With its fishing village roots, you’d be correct in thinking Torremolinos serves delicious seafood. Be sure to take a stroll down to one of La Carihuela’s charming ‘chiringuitos’; beachside cafes which serve grilled seafood and drinks as you watch the sunset.


Benalmadena Coast

Benalmadena is a real family favourite, with activities and sights to enjoy for kids and big kids alike. Soak up the sun on any of its three Blue Flag beaches: Torrevigia, Fuente de la Salud and Torrebermeja-Santa Ana. Alternatively, cool down along the fantastic Puerto Marina area which boasts shopping malls, bars and restaurants in its floating complexes.

One place that should be top of your list is Tivoli World. The theme park is a great day out for the whole family, with rides to thrill all ages and plenty of restaurants and ice cream stands to refuel throughout the day.

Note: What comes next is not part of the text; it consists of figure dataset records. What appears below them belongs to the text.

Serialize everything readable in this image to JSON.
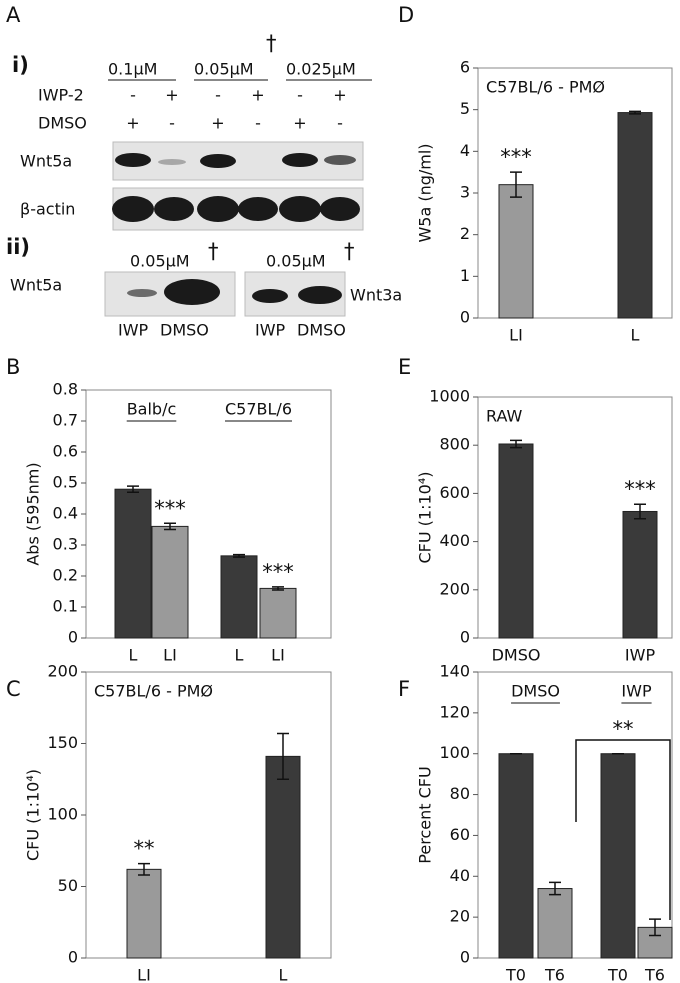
{
  "panel_a": {
    "letter": "A",
    "part_i": {
      "label": "i)",
      "concentrations": [
        "0.1µM",
        "0.05µM",
        "0.025µM"
      ],
      "dagger": "†",
      "rows": [
        {
          "label": "IWP-2",
          "signs": [
            "-",
            "+",
            "-",
            "+",
            "-",
            "+"
          ]
        },
        {
          "label": "DMSO",
          "signs": [
            "+",
            "-",
            "+",
            "-",
            "+",
            "-"
          ]
        }
      ],
      "blots": [
        "Wnt5a",
        "β-actin"
      ]
    },
    "part_ii": {
      "label": "ii)",
      "left": {
        "concentration": "0.05µM",
        "dagger": "†",
        "protein": "Wnt5a",
        "lanes": [
          "IWP",
          "DMSO"
        ]
      },
      "right": {
        "concentration": "0.05µM",
        "dagger": "†",
        "protein": "Wnt3a",
        "lanes": [
          "IWP",
          "DMSO"
        ]
      }
    }
  },
  "chart_data": [
    {
      "type": "bar",
      "panel": "B",
      "ylabel": "Abs (595nm)",
      "groups": [
        "Balb/c",
        "C57BL/6"
      ],
      "categories": [
        "L",
        "LI",
        "L",
        "LI"
      ],
      "values": [
        0.48,
        0.36,
        0.265,
        0.16
      ],
      "errors": [
        0.01,
        0.01,
        0.004,
        0.005
      ],
      "annotations": [
        null,
        "***",
        null,
        "***"
      ],
      "colors": [
        "#3a3a3a",
        "#9a9a9a",
        "#3a3a3a",
        "#9a9a9a"
      ],
      "ylim": [
        0,
        0.8
      ],
      "yticks": [
        0,
        0.1,
        0.2,
        0.3,
        0.4,
        0.5,
        0.6,
        0.7,
        0.8
      ]
    },
    {
      "type": "bar",
      "panel": "C",
      "title": "C57BL/6 - PMØ",
      "ylabel": "CFU (1:10⁴)",
      "categories": [
        "LI",
        "L"
      ],
      "values": [
        62,
        141
      ],
      "errors": [
        4,
        16
      ],
      "annotations": [
        "**",
        null
      ],
      "colors": [
        "#9a9a9a",
        "#3a3a3a"
      ],
      "ylim": [
        0,
        200
      ],
      "yticks": [
        0,
        50,
        100,
        150,
        200
      ]
    },
    {
      "type": "bar",
      "panel": "D",
      "title": "C57BL/6 - PMØ",
      "ylabel": "W5a (ng/ml)",
      "categories": [
        "LI",
        "L"
      ],
      "values": [
        3.2,
        4.93
      ],
      "errors": [
        0.3,
        0.03
      ],
      "annotations": [
        "***",
        null
      ],
      "colors": [
        "#9a9a9a",
        "#3a3a3a"
      ],
      "ylim": [
        0,
        6
      ],
      "yticks": [
        0,
        1,
        2,
        3,
        4,
        5,
        6
      ]
    },
    {
      "type": "bar",
      "panel": "E",
      "title": "RAW",
      "ylabel": "CFU (1:10⁴)",
      "categories": [
        "DMSO",
        "IWP"
      ],
      "values": [
        805,
        525
      ],
      "errors": [
        15,
        30
      ],
      "annotations": [
        null,
        "***"
      ],
      "colors": [
        "#3a3a3a",
        "#3a3a3a"
      ],
      "ylim": [
        0,
        1000
      ],
      "yticks": [
        0,
        200,
        400,
        600,
        800,
        1000
      ]
    },
    {
      "type": "bar",
      "panel": "F",
      "ylabel": "Percent CFU",
      "groups": [
        "DMSO",
        "IWP"
      ],
      "bracket_annotation": "**",
      "categories": [
        "T0",
        "T6",
        "T0",
        "T6"
      ],
      "values": [
        100,
        34,
        100,
        15
      ],
      "errors": [
        0,
        3,
        0,
        4
      ],
      "colors": [
        "#3a3a3a",
        "#9a9a9a",
        "#3a3a3a",
        "#9a9a9a"
      ],
      "ylim": [
        0,
        140
      ],
      "yticks": [
        0,
        20,
        40,
        60,
        80,
        100,
        120,
        140
      ]
    }
  ]
}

With more than 7km of sandy beaches up for grabs, Fuengirola is perfect for beach lovers. You will find lots to do in this popular tourist town, whether your thing is jet skiing, sailing or simply sipping cocktails under a parasol.

Then there is the Moorish Sohail Castle, iconic to Fuengirola and showcasing the ancient history behind the town. Built over a thousand years ago as a fortress to defend the coastline, it has since been turned into a tourist attraction for concerts, festivals and tourist visits.



Most people associate Marbella as being a party hotspot, and whilst it does boast a lively nightlife, it also has a quieter side too. Head to the Old Town to soak up a more authentic atmosphere, and learn about Marbella’s history which dates back thousands of years; the Old Town can seem very different away from the bustling seafront and modern shopfronts.

The locals take pride in the beauty of their town, and uphold it by lining their balconies and terraces with flowerpots and painting their walls all types of pastel colours. So, if you can bring yourself to leave your sunbed on one of the many peaceful beaches in the area, don’t miss this idyllic spot.